Однажды Самоучка, преклоняющийся перед ученостью своего соседа по читальному залу, интеллигента Рокантена, делает робкую попытку сблизиться с ним и приглашает его пообедать вместе. Во время встречи за столом он, смущаясь и робея, переводит разговор на самое для него заветное – изливает перед собеседником душу в неловком исповедании веры. Сначала снисходительно молчащему, но постепенно выведенному из себя Рокантену приходится выслушать трогательную историю о том, как смолоду душевно одинокий Самоучка, очутившись в германском плену, в один прекрасный день возлюбил товарищей по несчастью, а через них – весь род людской. Случилось это в тесноте и давке толпы пленных, загнанных от дождя в грязный сарай. В первый раз, когда их там заперли, Самоучке сделалось дурно от дыхания соседей, вплотную прижатых друг к другу. Но вскоре, вспоминает он, «мощная радость вдруг поднялась во мне, и я почувствовал, что люблю этих людей как братьев, мне хотелось всех их обнять». С тех пор он неоднократно сам приходил в сарай, сделавшийся для него местом святого причастия. Точно так же он, неверующий – ведь «наука опровергает существование Бога», – ходил затем и в церковь, чтобы вновь и вновь изведать восторг приобщения к соборному братству. А вернувшись с войны, из тех же побуждений записался в ячейку социал-демократов.

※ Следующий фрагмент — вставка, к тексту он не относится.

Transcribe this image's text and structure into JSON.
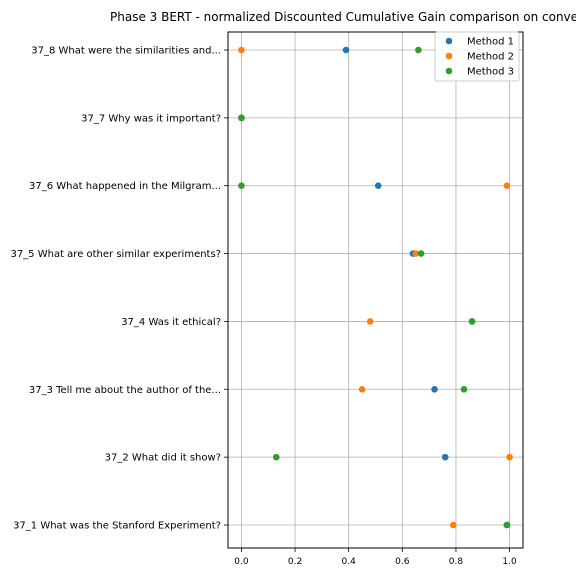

Чем воодушевленнее изливается Самоучка, не подозревая, что имеет дело отнюдь не с единомышленником, тем злее досада слушателя, опознающего в собеседнике одного из «гуманистов… которые посвящают благу униженных свою пресловутую классическую культуру». В памяти Рокантена всплывает чреда знакомых и постылых ему «жалельщиков» – благодетелей человечества: «гуманист-философ, который соболезнующе склоняется над своими меньшими братьями и испытывает чувство ответственности за их участь; гуманист, любящий людей такими, какие они есть, и гуманист, любящий их такими, какими они должны быть; тот, кто желает их спасти с их согласия, и тот, кто намерен спасать их вопреки им самим; кто жаждет сложить о них новые мифы и кто довольствуется старыми; кто любит человека в его смертности и кто любит в нем жизнь; гуманист веселый, всегда с прибауткой наготове, и гуманист мрачный, вечно встречающийся на похоронах. И все они ненавидят друг друга – конечно, не как представителей человеческого рода, а как индивидов».

До поры до времени отчужденно молчащий Рокантен перебирает иронические возражения про себя, пока не взрывается, когда и его хотят – из вящего уважения – причислить к разряду гуманистов. Самоучка просто-напросто не способен взять в толк, чтобы такой умный, образованный собеседник к ним не принадлежал, и даже мизантропию готов посчитать страдающим от недостатков людских человеколюбием. В этой попытке во что бы то ни стало повесить на него почетный ярлык Рокантену чудится то же бездумное упоение своей правотой, та же «глухая стена самодовольства», какую он пуще всего презирает в обыкновенных «мерзавцах». А главное – та же самая христианская закваска, хотя и стыдливо спрятанная за речами о неверии.

Рокантен убежден, что Самоучка берет ничтоже сумняшеся свои понятия о жизни в вероисповедном источнике, только по узколобости и невежеству не отдает себе отчета в их настоящем происхождении. Отсюда – и взгляд на человека как «венец творения», что уже само по себе подразумевает небесного Творца, благосклонно выделившего среди всего им созданного свое любимое детище, даровав ему особо драгоценную частицу божественного совершенства – мысль, душу. Отсюда же и ревностно отправляемый Самоучкой обряд праздничного единения с другими в сарае или на собраниях – слепок с воскресных служб в церковном храме. Все крайне сомнительные в глазах Рокантена «преимущества» подобного гуманизма сводятся к переносу основания веры с того, что было вообразимой лишь где-то за пределами действительного причиной, на то, что усмотрено в самом действительном: с промысла Бога на «умысел» естественного становления.